Our first day of camp was called The Spark. Sessions were designed for those who were relatively new to personalized learning. One of our first camp experiences was to describe our views of being an educator using the format from Six Word Memoirs. Jessica Hollow of Racine shared “Success comes from a shared classroom.” Another camper wrote “Summer Camp: I love my job!” After an overview of the core components of personalized learning, participants conducted an experiment based on the video, When There is a Correct Answer. Everyone was given a sheet of paper with a small triangle on it. Half of the educators were told to complete the picture. The others were told if they completed the picture correctly, they would be entered into a special drawing. As you might imagine, those who were given the directions to complete the picture correctly were much more controlled and less detailed in their drawings, while those given free reign drew much more creative pictures. Clearly, for our campers, there is most definitely a relationship between rewards and creativity! After lunch and recess, typically spent walking along the lakefront, educators rolled up their sleeves and dug into work around learner’s profiles and personalizing learning units.
With another beautiful summer day upon us, our second day, The Kindling, was planned to help those who had some experience in personalized learning take their practice to the next level. Participants engaged in discussion, journaling and teamwork around topics such as the role of assessment in personalized learning, and how we can more effectively help students develop efficacy, ownership and independence. Our final day, The Bonfire, was created for the teacher leader. After a session on leadership for transforming learning, campers headed to break-outs on educator effectiveness, the Common Core State Standards and new assessment systems, and communication and messaging around personalized learning topics.
For those of us who facilitated sessions, we found it both challenging and energizing to think outside the presentation box. Because there was no electricity available, we didn’t have our usual bells and whistles, and instead relied on low-tech tools such as chart paper and markers, and of course, our most important resource, the participants themselves.

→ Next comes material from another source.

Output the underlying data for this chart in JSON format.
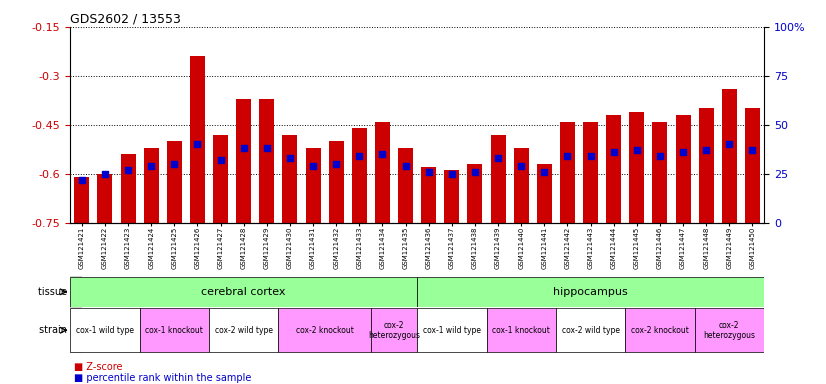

It was helpful for participants to see these low-tech options in practice. One of them said, “Guidance was practical – it would be hard for attendees to say “this is very nice, but my district/school won’t let me do this.” Or, “I don’t have the stuff.”
For participants, Summer Camp was an opportunity for a different kind of reflection and planning for the new school year. One participant said, “Hooray for thinking outside the (conference room) box!” Another said, “Love it! Thanks for bringing the Institute to camp.” Would we do it again? Absolutely!